Koulla Kakoulli (Κούλα Κακουλλή) (September 1961 – 2 or 3 August 2018) was an English musician, dominatrix known as Mistress Dometria, and international competitive bodybuilder. Her work was the subject of the feature-length documentary The Boss Lady.

==Background==
Kakoulli was born in September 1961 in Forest Hill, London, England.

As a musician, Kakoulli sang and played keyboards and guitar. She was a backing musician for solo artist Johnny Thunders and the rock band The Only Ones, featuring on The Only Ones albums The Only Ones (1978), Even Serpents Shine (1979) and Baby's Got a Gun (1980). She also fronted her own band Lonesome No More. Her sister Zena Kakoulli was married to the musician and record producer Peter Perrett and managed both bands. Her brother, Harri Kakoulli, later became the bassist of the rock band Squeeze.

Kakoulli competed in the International Bodybuilding and Fitness Association Ms. Universe Over 50 division, taking third place in the 2018 championships, and fourth place in the 2017 championship.

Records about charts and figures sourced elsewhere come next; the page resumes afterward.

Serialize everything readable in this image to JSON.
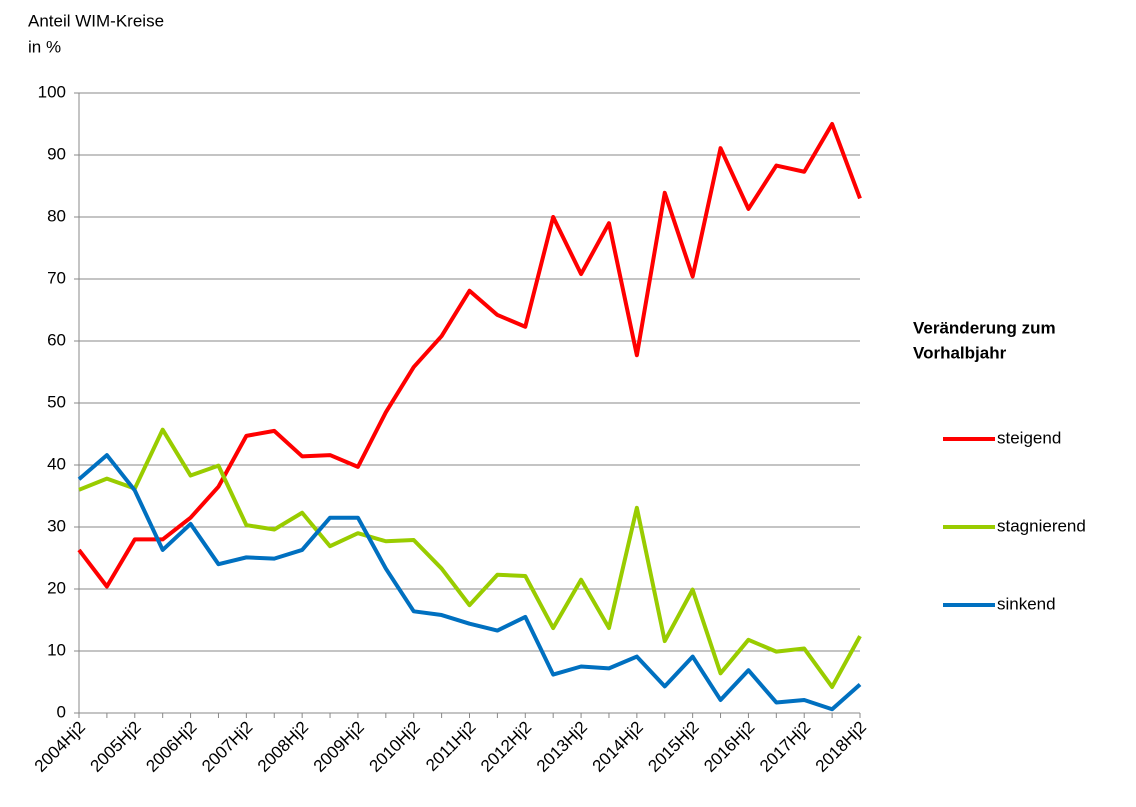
{
  "chart_data": {
    "type": "line",
    "ylabel": [
      "Anteil WIM-Kreise",
      "in %"
    ],
    "categories": [
      "2004Hj2",
      null,
      "2005Hj2",
      null,
      "2006Hj2",
      null,
      "2007Hj2",
      null,
      "2008Hj2",
      null,
      "2009Hj2",
      null,
      "2010Hj2",
      null,
      "2011Hj2",
      null,
      "2012Hj2",
      null,
      "2013Hj2",
      null,
      "2014Hj2",
      null,
      "2015Hj2",
      null,
      "2016Hj2",
      null,
      "2017Hj2",
      null,
      "2018Hj2"
    ],
    "series": [
      {
        "name": "steigend",
        "color": "#ff0000",
        "values": [
          26.3,
          20.4,
          28,
          28,
          31.5,
          36.5,
          44.7,
          45.5,
          41.4,
          41.6,
          39.7,
          48.5,
          55.8,
          60.8,
          68.1,
          64.2,
          62.3,
          80,
          70.8,
          79,
          57.7,
          83.9,
          70.4,
          91.1,
          81.3,
          88.3,
          87.3,
          95,
          83
        ]
      },
      {
        "name": "stagnierend",
        "color": "#99cc00",
        "values": [
          36,
          37.8,
          36.2,
          45.7,
          38.3,
          39.9,
          30.3,
          29.6,
          32.3,
          26.9,
          29,
          27.7,
          27.9,
          23.3,
          17.4,
          22.3,
          22.1,
          13.7,
          21.5,
          13.7,
          33.1,
          11.6,
          19.9,
          6.4,
          11.8,
          9.9,
          10.4,
          4.2,
          12.4
        ]
      },
      {
        "name": "sinkend",
        "color": "#0070c0",
        "values": [
          37.7,
          41.6,
          35.9,
          26.3,
          30.5,
          24,
          25.1,
          24.9,
          26.3,
          31.5,
          31.5,
          23.3,
          16.4,
          15.8,
          14.4,
          13.3,
          15.5,
          6.2,
          7.5,
          7.2,
          9.1,
          4.3,
          9.1,
          2.1,
          6.9,
          1.7,
          2.1,
          0.6,
          4.6
        ]
      }
    ],
    "ylim": [
      0,
      100
    ],
    "yticks": [
      0,
      10,
      20,
      30,
      40,
      50,
      60,
      70,
      80,
      90,
      100
    ],
    "grid": true,
    "legend_title": [
      "Veränderung zum",
      "Vorhalbjahr"
    ],
    "legend": "right"
  }
}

As a dominatrix, Kakoulli used the name Mistress Dometria, and operated the Brighton Dungeon, a BDSM studio. Her work was the subject of The Boss Lady, a feature-length documentary by Stephanie De Palma.

Kakoulli was a mother of five, and had four grandchildren. At the time of her death, she was mourning the death of the father of three of her children.

Kakoulli was found dead in the Brighton Dungeon on 3 August 2018, at the age of 56. Although traces of multiple class A drugs were found in her system, an inquest reached an open verdict. At the inquest into her death, the coroner described her thus: "Of the many people I've met, Koulla was one of the most amazing. Leading her life as she wanted to. Extraordinarily well organised with a huge number of people who loved her."

After Kakoulli's death, a minute's silence was held at the Kent Classic bodybuilding competition in August 2018.